I am wondering if it is possible to write a SimpleFeature to Cassandra in a Spark context? I am trying to map SimpleFeatures for my data into a Spark RDD, but I am having some issues. The following createFeature() function that is being called works fine in a standalone unit test, and I have another unit test that calls it and is successful in writing to Cassandra via the GeoMesa api with the SimpleFeature that it produces:
import org.locationtech.geomesa.spark.GeoMesaSparkKryoRegistrator
. . .
private val sparkConf = new SparkConf(true).set("spark.cassandra.connection.host","localhost").set("spark.serializer","org.apache.spark.serializer.KryoSerializer").set("spark.kryo.registrator",classOf[GeoMesaSparkKryoRegistrator].getName).setAppName(appName).setMaster(master)
. . .
val rowsRDD = processedRDD.map(r => {
...
println("** NAME VALUE MAP **")
for ((k,v) <- featureNamesValues) printf("key: %s, value: %s\n", k, v)
val feature = MyGeoMesaManager.createFeature(featureTypeConfig.asJava,featureNamesValues.asJava)
feature
})
rowsRDD.print()
However, the fact that I now have the function call inside of an RDD's map() function in a Spark context causes a Serialization error on SimpleFeatureImpl due to Spark partitioning:
18/02/12 08:00:46 ERROR Executor: Exception in task 0.0 in stage 19.0 (TID
9)
java.io.NotSerializableException: org.geotools.feature.simple.SimpleFeatureImpl
Serialization stack:
- object not serializable (class: org.geotools.feature.simple.SimpleFeatureImpl, value: SimpleFeatureImpl:myfeature=[SimpleFeatureImpl.Attribute: . . ., SimpleFeatureImpl.Attribute: . . .])
- element of array (index: 0)
- array (class [Lorg.opengis.feature.simple.SimpleFeature;, size 4)

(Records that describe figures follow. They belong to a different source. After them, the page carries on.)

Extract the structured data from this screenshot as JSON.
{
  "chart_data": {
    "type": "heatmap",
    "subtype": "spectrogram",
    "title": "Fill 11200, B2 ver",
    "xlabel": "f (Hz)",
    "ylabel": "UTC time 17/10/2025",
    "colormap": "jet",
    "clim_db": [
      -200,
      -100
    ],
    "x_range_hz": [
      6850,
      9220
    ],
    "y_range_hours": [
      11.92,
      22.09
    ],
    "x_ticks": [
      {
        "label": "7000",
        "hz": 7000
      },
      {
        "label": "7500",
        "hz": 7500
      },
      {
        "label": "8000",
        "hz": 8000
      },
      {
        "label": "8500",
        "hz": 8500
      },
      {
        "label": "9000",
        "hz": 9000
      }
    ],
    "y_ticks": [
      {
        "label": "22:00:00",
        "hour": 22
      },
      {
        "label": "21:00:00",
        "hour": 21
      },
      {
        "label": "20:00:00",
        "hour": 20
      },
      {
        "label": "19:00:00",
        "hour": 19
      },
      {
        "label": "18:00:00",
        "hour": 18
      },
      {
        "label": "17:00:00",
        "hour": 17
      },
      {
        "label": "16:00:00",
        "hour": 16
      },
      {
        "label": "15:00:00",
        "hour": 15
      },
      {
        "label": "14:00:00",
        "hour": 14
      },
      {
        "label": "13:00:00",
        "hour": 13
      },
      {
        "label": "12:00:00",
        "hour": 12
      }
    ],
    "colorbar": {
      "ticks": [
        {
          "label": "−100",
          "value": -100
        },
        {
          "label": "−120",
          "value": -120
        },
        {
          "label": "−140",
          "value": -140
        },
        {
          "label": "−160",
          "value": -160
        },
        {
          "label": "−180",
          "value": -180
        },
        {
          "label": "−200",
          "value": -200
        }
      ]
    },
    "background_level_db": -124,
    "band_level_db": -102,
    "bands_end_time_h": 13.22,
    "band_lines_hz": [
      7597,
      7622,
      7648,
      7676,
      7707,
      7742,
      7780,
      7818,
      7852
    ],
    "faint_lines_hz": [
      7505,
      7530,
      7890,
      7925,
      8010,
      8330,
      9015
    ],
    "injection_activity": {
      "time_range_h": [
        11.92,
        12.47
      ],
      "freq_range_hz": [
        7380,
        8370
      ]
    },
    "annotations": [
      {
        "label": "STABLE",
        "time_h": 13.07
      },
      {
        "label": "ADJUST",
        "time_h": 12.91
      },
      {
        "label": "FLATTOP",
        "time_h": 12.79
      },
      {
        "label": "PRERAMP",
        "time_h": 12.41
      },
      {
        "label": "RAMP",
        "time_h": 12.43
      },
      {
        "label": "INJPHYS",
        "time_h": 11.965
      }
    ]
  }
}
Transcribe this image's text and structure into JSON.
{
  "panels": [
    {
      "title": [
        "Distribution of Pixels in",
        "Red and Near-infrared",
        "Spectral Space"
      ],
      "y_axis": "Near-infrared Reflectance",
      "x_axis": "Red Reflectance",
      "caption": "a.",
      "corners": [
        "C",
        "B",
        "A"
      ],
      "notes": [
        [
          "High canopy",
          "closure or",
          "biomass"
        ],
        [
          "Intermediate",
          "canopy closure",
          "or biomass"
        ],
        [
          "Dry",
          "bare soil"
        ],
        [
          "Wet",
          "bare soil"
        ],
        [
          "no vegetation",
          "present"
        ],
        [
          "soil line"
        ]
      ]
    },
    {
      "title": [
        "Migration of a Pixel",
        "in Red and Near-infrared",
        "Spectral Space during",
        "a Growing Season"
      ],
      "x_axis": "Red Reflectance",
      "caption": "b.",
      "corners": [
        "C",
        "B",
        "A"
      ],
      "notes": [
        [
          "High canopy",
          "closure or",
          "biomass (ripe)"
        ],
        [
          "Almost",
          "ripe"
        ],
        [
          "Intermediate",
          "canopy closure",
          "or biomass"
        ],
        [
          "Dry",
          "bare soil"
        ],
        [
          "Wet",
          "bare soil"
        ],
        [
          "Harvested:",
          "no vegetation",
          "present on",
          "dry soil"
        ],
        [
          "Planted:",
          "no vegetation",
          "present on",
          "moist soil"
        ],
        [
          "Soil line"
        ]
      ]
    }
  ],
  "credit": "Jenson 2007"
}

So ok, I then added the kyro dependency mentioned on the geomesa spark core page in an effort to mitigate this, but now I am getting a NoClassDefFoundError on the GeoMesaSparkKryoRegistrator class when the map function executes, but as you can see the geomesa-spark-core dependency exists on the classpath, and I am able to import the class:
18/02/12 08:08:37 ERROR Executor: Exception in task 0.0 in stage 26.0 (TID
11)
java.lang.NoClassDefFoundError: Could not initialize class org.locationtech.geomesa.spark.GeoMesaSparkKryoRegistrator$
at org.locationtech.geomesa.spark.GeoMesaSparkKryoRegistrator$$anon$1.write(GeoMesaSparkKryoRegistrator.scala:36)
at org.locationtech.geomesa.spark.GeoMesaSparkKryoRegistrator$$anon$1.write(GeoMesaSparkKryoRegistrator.scala:32)
at com.esotericsoftware.kryo.Kryo.writeClassAndObject(Kryo.java:568)
at com.esotericsoftware.kryo.serializers.DefaultArraySerializers$ObjectArraySerializer.write(DefaultArraySerializers.java:318)
at com.esotericsoftware.kryo.serializers.DefaultArraySerializers$ObjectArraySerializer.write(DefaultArraySerializers.java:293)
at com.esotericsoftware.kryo.Kryo.writeClassAndObject(Kryo.java:568)
at org.apache.spark.serializer.KryoSerializerInstance.serialize(KryoSerializer.scala:315)
at org.apache.spark.executor.Executor$TaskRunner.run(Executor.scala:383)
at java.util.concurrent.ThreadPoolExecutor.runWorker(ThreadPoolExecutor.java:1149)
at java.util.concurrent.ThreadPoolExecutor$Worker.run(ThreadPoolExecutor.java:624)
at java.lang.Thread.run(Thread.java:748)
And finally, I tried to add the com.esotericsoftware.kryo dependency to the classpath, but I got the same error.
Is it going to be possible to do what I am trying to do with GeoMesa, Spark, and Cassandra? It feels like I am on the 1 yard line but I can't quite punch it in.